日本でようやく上映が始まった「オッペンハイマー」。
ワクワクして観に行ったものの、開始15分ほどで打ちのめされた。
難解だ。

「過去と現在」が入り混じって展開するだけでなく、
「白黒とカラー」が入り混じる。
どう観ていいのか分からず、混乱した。
監督なりのロジックで分けているのだろうけど、
最後まで、読み解けずに終わった。
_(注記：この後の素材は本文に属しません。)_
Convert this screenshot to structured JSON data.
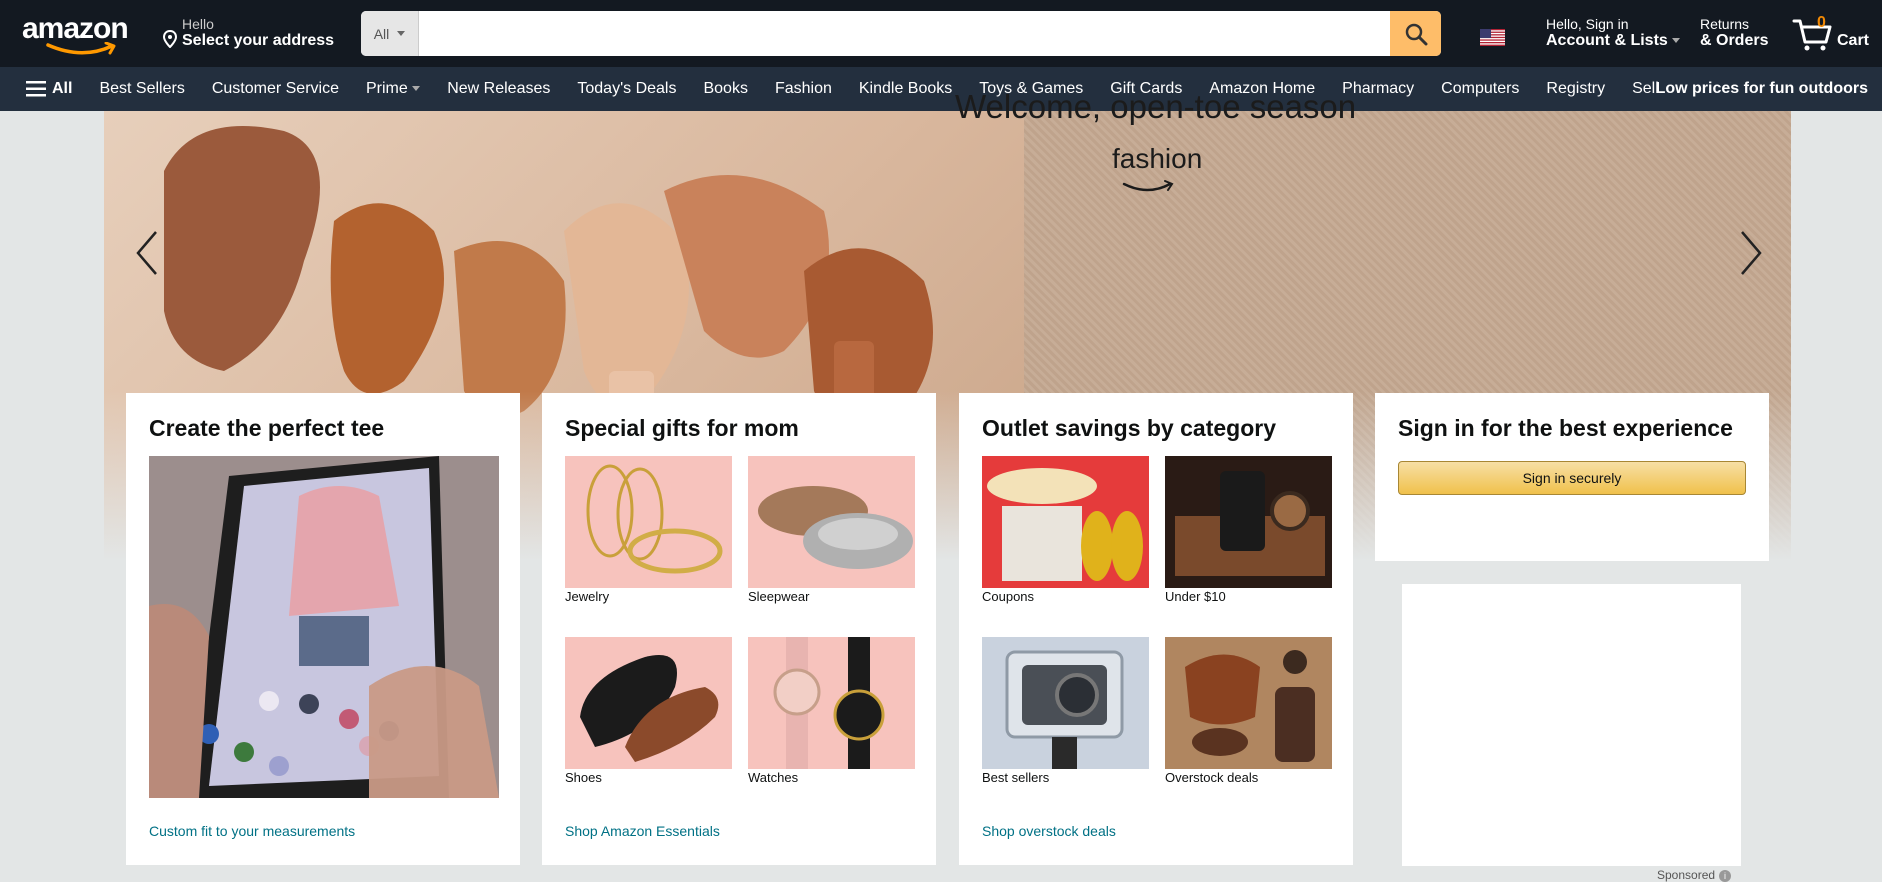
{
  "header": {
    "logo_text": "amazon",
    "location_line1": "Hello",
    "location_line2": "Select your address",
    "search_category": "All",
    "search_placeholder": "",
    "account_line1": "Hello, Sign in",
    "account_line2": "Account & Lists",
    "returns_line1": "Returns",
    "returns_line2": "& Orders",
    "cart_count": "0",
    "cart_label": "Cart"
  },
  "nav": {
    "all_label": "All",
    "items": [
      "Best Sellers",
      "Customer Service",
      "Prime",
      "New Releases",
      "Today's Deals",
      "Books",
      "Fashion",
      "Kindle Books",
      "Toys & Games",
      "Gift Cards",
      "Amazon Home",
      "Pharmacy",
      "Computers",
      "Registry",
      "Sell"
    ],
    "promo": "Low prices for fun outdoors"
  },
  "hero": {
    "title": "Welcome, open-toe season",
    "brand": "fashion"
  },
  "cards": {
    "tee": {
      "title": "Create the perfect tee",
      "link": "Custom fit to your measurements"
    },
    "mom": {
      "title": "Special gifts for mom",
      "items": [
        "Jewelry",
        "Sleepwear",
        "Shoes",
        "Watches"
      ],
      "link": "Shop Amazon Essentials"
    },
    "outlet": {
      "title": "Outlet savings by category",
      "items": [
        "Coupons",
        "Under $10",
        "Best sellers",
        "Overstock deals"
      ],
      "link": "Shop overstock deals"
    },
    "signin": {
      "title": "Sign in for the best experience",
      "button": "Sign in securely"
    }
  },
  "ad": {
    "sponsored": "Sponsored"
  },
  "colors": {
    "topbar": "#131921",
    "navbar": "#232f3e",
    "search_button": "#febd69",
    "link": "#007185",
    "cart_count": "#f08804"
  }
}
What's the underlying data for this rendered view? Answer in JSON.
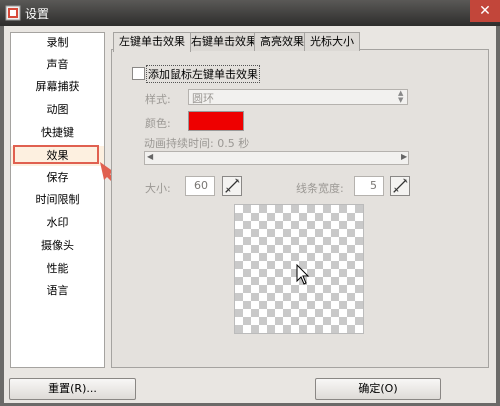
{
  "window": {
    "title": "设置",
    "close_symbol": "✕"
  },
  "sidebar": {
    "items": [
      {
        "label": "录制"
      },
      {
        "label": "声音"
      },
      {
        "label": "屏幕捕获"
      },
      {
        "label": "动图"
      },
      {
        "label": "快捷键"
      },
      {
        "label": "效果"
      },
      {
        "label": "保存"
      },
      {
        "label": "时间限制"
      },
      {
        "label": "水印"
      },
      {
        "label": "摄像头"
      },
      {
        "label": "性能"
      },
      {
        "label": "语言"
      }
    ],
    "selected_index": 5
  },
  "tabs": [
    {
      "label": "左键单击效果"
    },
    {
      "label": "右键单击效果"
    },
    {
      "label": "高亮效果"
    },
    {
      "label": "光标大小"
    }
  ],
  "left_click": {
    "enable_label": "添加鼠标左键单击效果",
    "enabled": false,
    "style_label": "样式:",
    "style_value": "圆环",
    "color_label": "颜色:",
    "color_value": "#ee0000",
    "duration_label": "动画持续时间: 0.5 秒",
    "size_label": "大小:",
    "size_value": "60",
    "line_width_label": "线条宽度:",
    "line_width_value": "5"
  },
  "buttons": {
    "reset": "重置(R)...",
    "ok": "确定(O)"
  },
  "colors": {
    "titlebar": "#3a3938",
    "annotation_red": "#e06050"
  }
}
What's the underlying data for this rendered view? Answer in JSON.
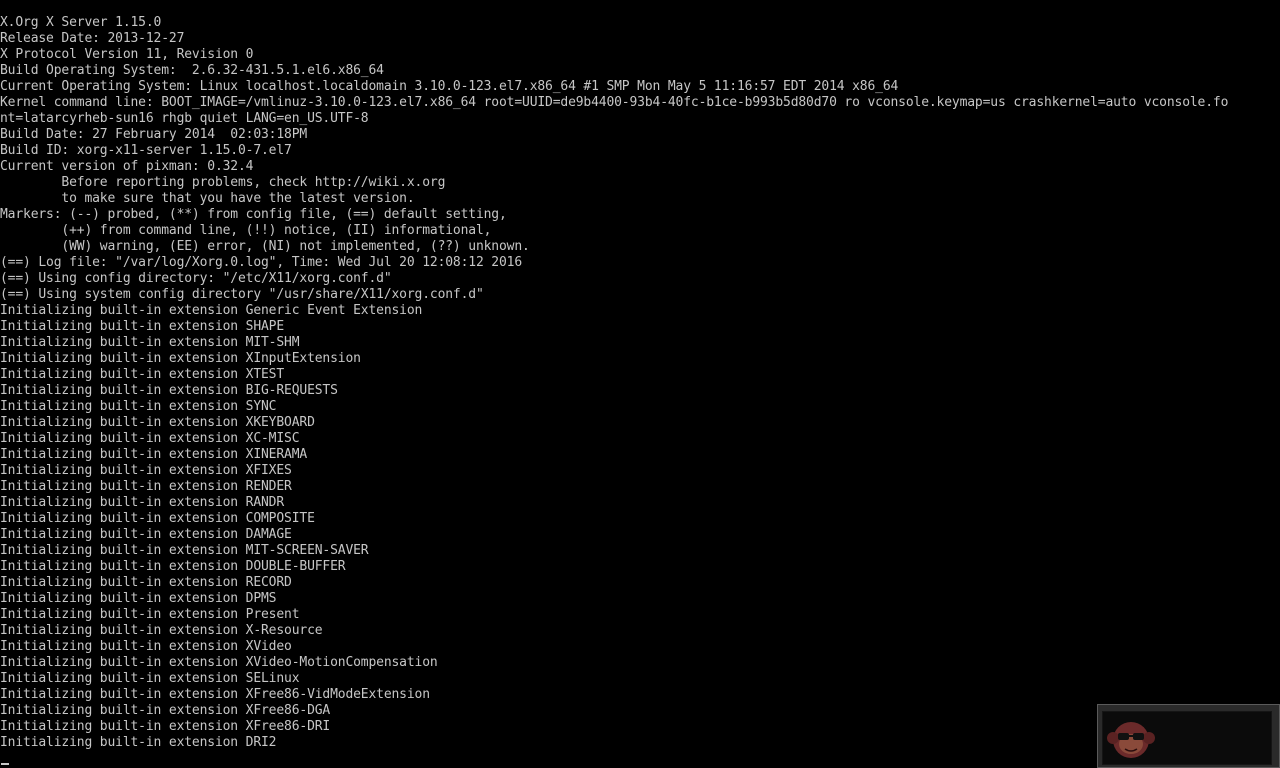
{
  "console": {
    "lines": [
      "X.Org X Server 1.15.0",
      "Release Date: 2013-12-27",
      "X Protocol Version 11, Revision 0",
      "Build Operating System:  2.6.32-431.5.1.el6.x86_64",
      "Current Operating System: Linux localhost.localdomain 3.10.0-123.el7.x86_64 #1 SMP Mon May 5 11:16:57 EDT 2014 x86_64",
      "Kernel command line: BOOT_IMAGE=/vmlinuz-3.10.0-123.el7.x86_64 root=UUID=de9b4400-93b4-40fc-b1ce-b993b5d80d70 ro vconsole.keymap=us crashkernel=auto vconsole.fo",
      "nt=latarcyrheb-sun16 rhgb quiet LANG=en_US.UTF-8",
      "Build Date: 27 February 2014  02:03:18PM",
      "Build ID: xorg-x11-server 1.15.0-7.el7",
      "Current version of pixman: 0.32.4",
      "        Before reporting problems, check http://wiki.x.org",
      "        to make sure that you have the latest version.",
      "Markers: (--) probed, (**) from config file, (==) default setting,",
      "        (++) from command line, (!!) notice, (II) informational,",
      "        (WW) warning, (EE) error, (NI) not implemented, (??) unknown.",
      "(==) Log file: \"/var/log/Xorg.0.log\", Time: Wed Jul 20 12:08:12 2016",
      "(==) Using config directory: \"/etc/X11/xorg.conf.d\"",
      "(==) Using system config directory \"/usr/share/X11/xorg.conf.d\"",
      "Initializing built-in extension Generic Event Extension",
      "Initializing built-in extension SHAPE",
      "Initializing built-in extension MIT-SHM",
      "Initializing built-in extension XInputExtension",
      "Initializing built-in extension XTEST",
      "Initializing built-in extension BIG-REQUESTS",
      "Initializing built-in extension SYNC",
      "Initializing built-in extension XKEYBOARD",
      "Initializing built-in extension XC-MISC",
      "Initializing built-in extension XINERAMA",
      "Initializing built-in extension XFIXES",
      "Initializing built-in extension RENDER",
      "Initializing built-in extension RANDR",
      "Initializing built-in extension COMPOSITE",
      "Initializing built-in extension DAMAGE",
      "Initializing built-in extension MIT-SCREEN-SAVER",
      "Initializing built-in extension DOUBLE-BUFFER",
      "Initializing built-in extension RECORD",
      "Initializing built-in extension DPMS",
      "Initializing built-in extension Present",
      "Initializing built-in extension X-Resource",
      "Initializing built-in extension XVideo",
      "Initializing built-in extension XVideo-MotionCompensation",
      "Initializing built-in extension SELinux",
      "Initializing built-in extension XFree86-VidModeExtension",
      "Initializing built-in extension XFree86-DGA",
      "Initializing built-in extension XFree86-DRI",
      "Initializing built-in extension DRI2"
    ]
  },
  "cursor": {
    "icon": "text-cursor-icon"
  },
  "overlay": {
    "avatar_icon": "monkey-sunglasses-icon"
  },
  "colors": {
    "background": "#000000",
    "text": "#c6c6c6",
    "overlay_background": "#2a2a2a",
    "avatar": "#6b2a2a"
  }
}
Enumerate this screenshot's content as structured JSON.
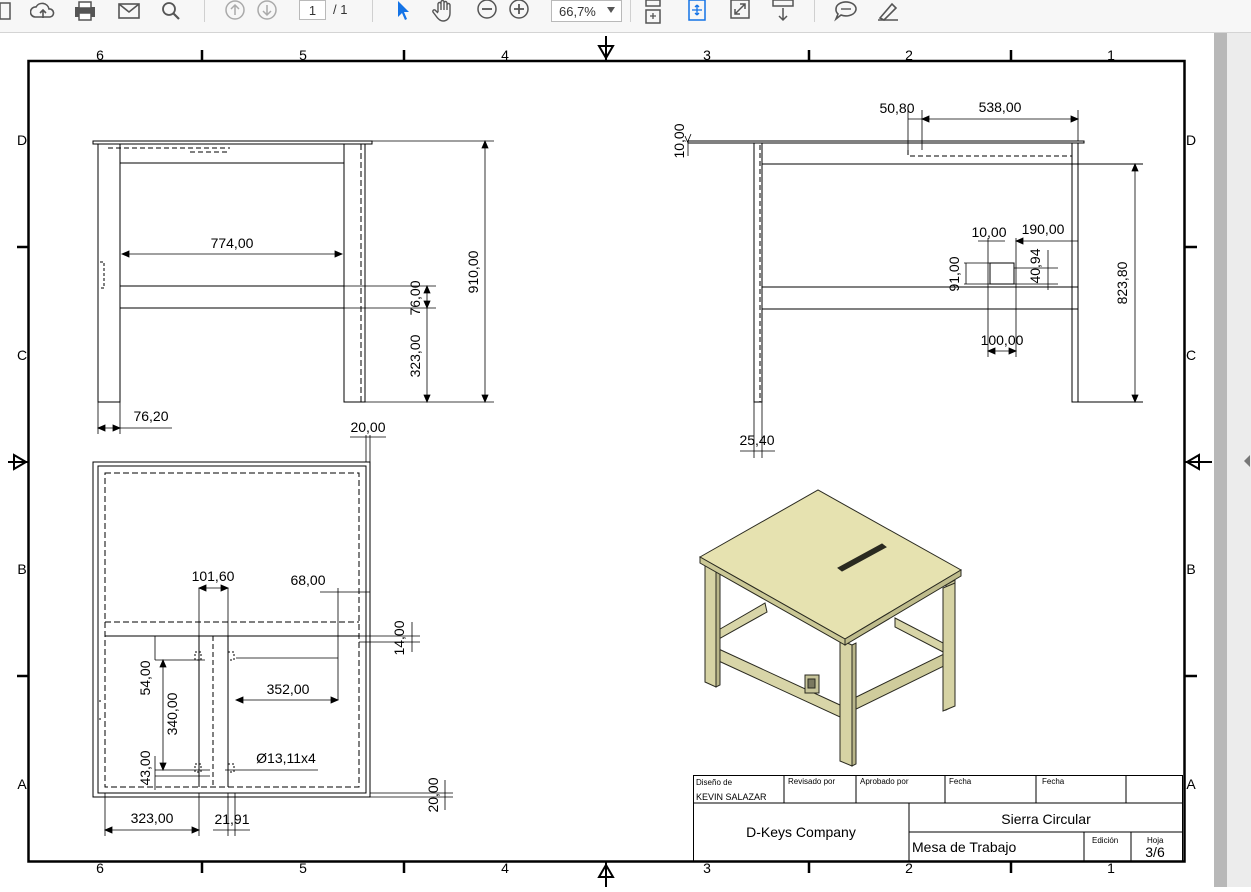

(笑)

ノーラン監督のメッセージとは?

監督がNHKのインタビューで語っていたことは
「核の脅威」をみんなに知ってほしいということ。

「核の脅威をできる限り減らすよう政府に常に働きかけるべきです。
 そのためには核兵器の危険性を意識し続けることが必要です。
 映画を見ることで、核兵器の絶え間ない脅威について、
 若い人たちにも思い起こさせ、関心を持ってもらえたらと思います」

映画では、原爆被害を知り、
もがき苦しむオッペンハイマーの姿が描かれている。
一方で、気になったのは、
広島、長崎の被害シーンが一切出てこないことだ。

「原爆が投下された」
「22万人が死んだ」
「死体に洋服の縞々の模様が焼き付いていた」などのやりとりのみが、
少し出てくるだけだ。

これって、アメリカ人は「原爆投下を悪い」と思っていないからか?
恣意的に、凄惨なシーンを入れなかったのか?などと、穿ってしまった。
なぜ被害シーンを描かなかったのか?

ノーラン監督は、この疑問について答えている。
試写会での質疑応答だ。

司会者
「映画では原爆で多くの人が死ぬ場面はなく、被害を強調していなかった。なぜなのか」

ノーラン監督
「オッペンハイマーの経験から逸脱することはしたくありませんでした。
 オッペンハイマー自身、広島と長崎への原爆投下についてラジオで
 知ったのです。それを知った時、私自身もショックでした」

そうか…、
監督がそう考えるのならば、誰も文句は言えないけど…
私としては、悲惨な状況をもう少しいれてほしかったなと思った。

もし監督が
「若い人たちに核兵器の脅威を知ってもらいたい」ならば、尚更だ。

はっきり言うと、私も原爆の惨状をあまり見たくない。
アノ映像を見るたびに、胸がえぐられ凹む。キツイ。
でも、こういうことが現実に起きたということを
しっかり受け止めないといけない。
じゃないと、心の底から「核兵器ヤバいぞ」と、思えないのでは。